In September 2003, with the assistance of the newly formed Core Team, we embarked on an ambitious mission to implement the enhancements suggested by Microsoft. The problem at this point was that in addition to the Microsoft enhancements, there were some critical community enhancements, which I ultimately perceived as an even higher priority if the project should hope to grow to the next level. So the scope of the enhancement project began to snowball, and estimated release dates began to slip.
The quality of the release code was also considered to be so crucial a factor that early beta packages were not deemed worthy of distribution. Ultimately, the code base evolved so much that there was little question the next release would need to be labeled version 2.0. During this phase of internal development, some members of the Core Team did an outstanding job of supporting the 1.x community and generating excitement about the next major release. This was critical in keeping the DotNetNuke community engaged and committed to the evolving project.
A number of excellent community enhancements for the DotNetNuke 1.0 platform also emerged during this stage. This sparked an active third-party reseller and support community, establishing yet another essential factor in any largely successful open source project. Unfortunately, at this point the underlying architecture of the DotNetNuke application was not particularly extensible, which made the third-party enhancements susceptible to upgrade complications and somewhat challenging to integrate for end users. As a Core Team, we recognized this limitation and focused on full modularity as a guiding principle for all future enhancements.

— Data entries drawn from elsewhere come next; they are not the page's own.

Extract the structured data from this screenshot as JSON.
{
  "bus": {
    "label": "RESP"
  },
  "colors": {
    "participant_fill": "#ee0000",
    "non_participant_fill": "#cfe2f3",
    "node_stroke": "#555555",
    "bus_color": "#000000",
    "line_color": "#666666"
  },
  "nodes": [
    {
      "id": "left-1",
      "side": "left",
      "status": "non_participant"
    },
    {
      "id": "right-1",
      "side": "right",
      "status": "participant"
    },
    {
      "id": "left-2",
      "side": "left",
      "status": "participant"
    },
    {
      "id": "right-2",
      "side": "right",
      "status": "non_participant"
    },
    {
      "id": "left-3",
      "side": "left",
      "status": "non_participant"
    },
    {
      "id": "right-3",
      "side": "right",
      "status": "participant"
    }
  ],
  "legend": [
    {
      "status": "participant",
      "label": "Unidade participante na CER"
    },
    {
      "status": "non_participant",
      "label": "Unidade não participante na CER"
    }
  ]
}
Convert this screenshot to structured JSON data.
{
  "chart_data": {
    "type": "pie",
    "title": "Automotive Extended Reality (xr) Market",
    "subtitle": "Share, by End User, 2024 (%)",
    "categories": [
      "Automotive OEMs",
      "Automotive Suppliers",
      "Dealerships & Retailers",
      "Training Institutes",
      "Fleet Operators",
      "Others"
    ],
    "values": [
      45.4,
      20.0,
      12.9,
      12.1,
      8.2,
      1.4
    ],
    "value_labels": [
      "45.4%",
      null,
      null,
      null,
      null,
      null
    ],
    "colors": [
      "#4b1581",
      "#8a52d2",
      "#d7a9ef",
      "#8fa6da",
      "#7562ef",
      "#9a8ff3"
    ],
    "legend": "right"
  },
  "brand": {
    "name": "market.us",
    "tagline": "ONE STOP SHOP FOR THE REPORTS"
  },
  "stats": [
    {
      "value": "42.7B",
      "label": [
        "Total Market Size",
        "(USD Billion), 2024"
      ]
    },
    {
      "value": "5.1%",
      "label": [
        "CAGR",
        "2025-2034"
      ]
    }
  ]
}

Modularity is an architecture principle that basically involves the creation of well-defined interfaces for the purpose of extending an application. The goal of any framework should be to provide interfaces in all areas that are likely to require customization based on business requirements or personalization based on individuality. DotNetNuke provides extensibility in the area of modules, skins, templates, data providers, and localization. And DotNetNuke typically goes one step beyond defining the basic interface: it actually provides the full spectrum of related resource services including creation, packaging, distribution, and installation. With all of these services available, it makes it extremely easy for developers to build and share application extensions with other members of the community.
One of the benefits of working on an open source project is the fact that there is a high priority placed on creating the optimal solution or architecture. I think it was Bill Gates who promoted the concept of "magical software" and it is certainly a key aspiration in many open source projects. This goal often results in more preliminary analysis and design that tends to elongate the schedule but also results in a more extensible and adaptable architecture. This differs from traditional application development that often suffers from time and budget constraints, resulting in shortcuts, poor design decisions, and delivery of functionality before it is validated. Another related benefit is that the developers of open source software also represent a portion of its overall user community, meaning they actually "eat their own dog food" so to speak. This is really critical when it comes to understanding the business requirements under which the application needs to operate. Far too often you find commercial vendors who build their software in a virtual vacuum, never experiencing the fundamental application use cases in a real-world environment.
One of the challenges in allowing the Core Team to work together on the DotNetNuke application was the lack of high-quality infrastructure tools. Probably the most fundamental elements from a software development standpoint were the need for a reliable source-code-control system and issue-management system. Because the project had little to no financial resources to draw upon, we were forced to use whatever free services were available in the open source community. And although some of these services are leveraged successfully by other open source projects, the performance, management, and disaster recovery aspects are sorely lacking. This led to a decision to approach some of the more successful commercial vendors in these areas with requests for pro-bono software licenses. Surprisingly, these vendors were more than happy to assist the DotNetNuke open source project — in exchange for some minimal sponsorship recognition. This model has ultimately been carried on in other project areas to acquire the professional infrastructure, development tools, and services necessary to support our growing organization.
As we worked through the enhancements for the DotNetNuke 2.0 project, a number of Core Team members gained considerable respect within the project based on their high level of commitment, unselfish behavior, and expert development skills. Joe Brinkman, Dan Caron, Scott McCulloch, and Geert Veenstra sacrificed a lot of personal time and energy to improve the DotNetNuke open source project. And the important thing to realize is that they did so because they wanted to help others and make a difference, not because of self-serving agendas or premeditated expectations. The satisfaction of working with other highly talented individuals in an open, collaborative environment is reward enough for some developers. And it is this particular aspect of open source development that continues to confound and amaze people as time goes on.
In October 2003, there was a Microsoft Professional Developers Conference (PDC) in Los Angeles, California. The PDC is the premier software development spectacle for the Microsoft platform; an event that occurs only every two years. About a month prior to the event Cory Isakson, a developer on the Rainbow Portal open source project, contacted me, saying that "Open Source Portals" had been nominated as a category for a "Birds of Feather" session at the event. I posted the details in the DotNetNuke Forum and soon the item had collected enough community votes that it was approved as an official BOF session. This provided a great opportunity to meet with DotNetNuke enthusiasts and critics from all over the globe. It also provided a great networking opportunity to chat with the most influential commercial software vendors in the .NET development space (contacts made with SourceGear and MaximumASP at this event proved to be important to DotNetNuke, as time would tell).